Procedures in declaring dividends and calculating the dividend tax credit and understanding the position with regard to income tax on dividends.
Declaring a Dividend
The articles of association of each company limited by shares determines the formal procedures to be followed in respect of declaring company dividends, In the distribution of the company net profit after corporation tax dividends represent the amount of profit paid to shareholders with the balance being retained profits of the business.
The decision to declare a dividend is normally recommended by the board of directors and must be approved by shareholders, usually by ordinary resolution at a general meeting as stated in the articles of association. In practice small limited company directors are often the shareholders and provided they agree the rate of dividends it is not necessary to hold a special meeting.
When a dividend is declared by the board meeting at which the shareholders attend or a general meeting of shareholders the minutes should state the amount of dividend declared. The dividend also has to be entered into the company financial accounts and a dividend voucher raised for each shareholder entitled to receive the profits distribution which states the dividend paid as net and shows the dividend tax credit.
The model set of articles of association, Table A, state the interim dividends may be declared by the limited company. This rule allows the company to distribute dividends to shareholders at any time and as frequently as approved by the shareholders subject to the company have sufficient funds to make the payment.
Dividends Calculation and Income Tax on Dividends
One essential requirement is that the total dividend payment is less than the net taxable profit earned by the company after deduction of all expenses and corporation tax. Breaking this rule might mean dividends had been paid out of untaxed profit which could form the basis for an HMRC investigation relating to distributions from the company for tax avoidance purposes.

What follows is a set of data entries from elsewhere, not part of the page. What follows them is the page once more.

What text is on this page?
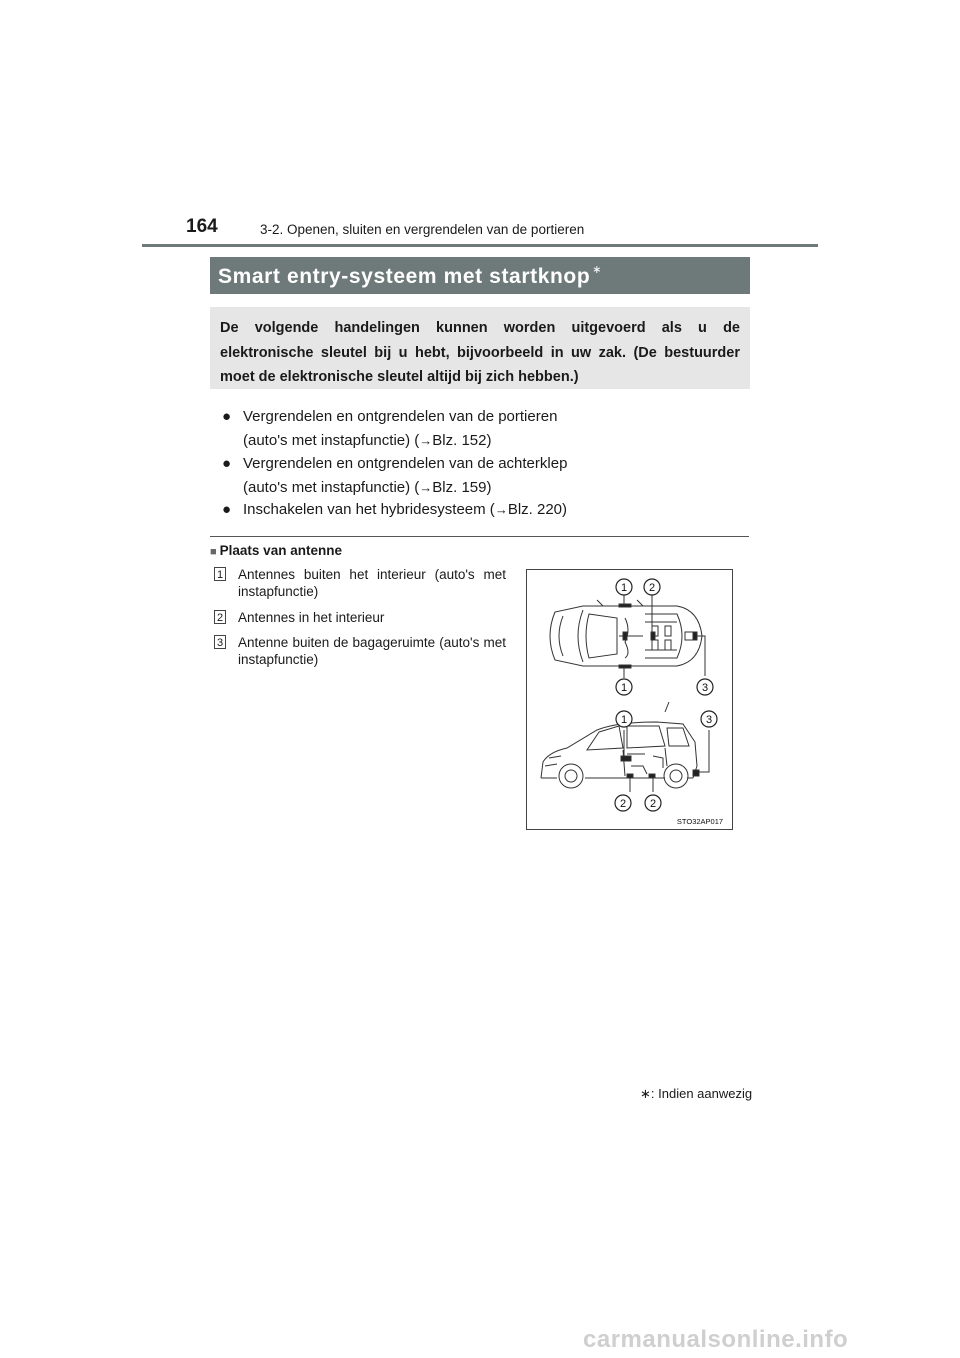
164	3-2. Openen, sluiten en vergrendelen van de portieren
Smart entry-systeem met startknop ∗
De volgende handelingen kunnen worden uitgevoerd als u de elektronische sleutel bij u hebt, bijvoorbeeld in uw zak. (De bestuurder moet de elektronische sleutel altijd bij zich hebben.)
● Vergrendelen en ontgrendelen van de portieren
(auto's met instapfunctie) (→Blz. 152)
● Vergrendelen en ontgrendelen van de achterklep
(auto's met instapfunctie) (→Blz. 159)
● Inschakelen van het hybridesysteem (→Blz. 220)
■ Plaats van antenne
1 Antennes buiten het interieur (auto's met instapfunctie)
2 Antennes in het interieur
3 Antenne buiten de bagageruimte (auto's met instapfunctie)
1 2
1	3
1	3
2 2
STO32AP017
∗: Indien aanwezig
carmanualsonline.info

Provided the company has a residue of retained profits which have been subject to corporation tax dividends can be distributed from those revenue reserves to maintain dividend payments which the current year profits might not have justified.
Maintaining accurate up to date financial company accounts by accounting for dividends is important if multi interim dividends are to be declared to avoid potential tax issues. The dividend declared should take into account the corporation tax to be deducted from the net taxable profit.
For a small limited company where the directors are the shareholders the corporation tax dividend income tax balance is often the most tax efficient method of withdrawing income from the business.
The tax implications of balancing the salary paid, corporation tax liability and declaring dividends is in effect a dividend tax calculator and important in the dividends calculation.
The gross salary is paid net after paye deductions for income tax which is currently 20 per cent at standard rate, and 40 per cent at the higher income tax rate, employee national insurance contributions of 11.5 per cent and employers national insurance of 12.5 per cent and the staring point for the dividend tax calculator..
With corporation tax rate for small companies currently 21 per cent .increasing to 22 per cent from April 2009 the effect on not withdrawing a salary much beyond the personal tax allowance is significant.
For a small company with the financial year ending after April 2009 the amount of money not taken as salary increases the corporation tax liability by 22 per cent but assuming the salary would be below the higher threshold saves the company 12.8 per cent employers national insurance reducing the net tax effect to the company at just 9.2 per cent
Considering the net salary paid to that director and shareholder would after income tax and employee national insurance at the standard rate be just 68.5 per cent the paye deductions far outweigh the increased corporation tax liability.
Dividend Tax Rate
Dividend tax rate payable is according to the taxpayers income. The dividend tax rate payable is 10 per cent for standard tax rate payers and 32.5 per cent for higher tax rate payers.
Dividend Tax Credit
When the dividend is paid the company also issues a dividend voucher stating the amount paid and the dividend tax credit. The dividend paid is quoted net of the 10 per cent dividend tax credit. For example a £10,000 dividend payment is the net amount after deducting the £1,111 dividend taxes credit.
For tax return purposes dividend income is the total of the actual dividend paid plus the dividend tax credit. The dividends tax credit is set off against the income tax liability resulting in zero additional tax to be paid by the basic rate taxpayer.
Tax payers cannot claim the 10 per cent income tax dividends credit if your taxable income is less than your personal tax allowance as no tax is payable. This is because the 10 per cent income tax dividends tax rate is a credit against any income tax due, not a tax refund.
IR35 Dividend Income
One further issue regarding the tax on dividends is tf the director and shareholder are subject to the IR35 rules then the income from the company must be taken as salary. Dividend income received by someone under the IR35 rules would be subject to being re-assessed as paye income with the potential damaging consequences of back dating and reclassifying that dividend income received as paye dividends income resulting in back taxes and interest penalties.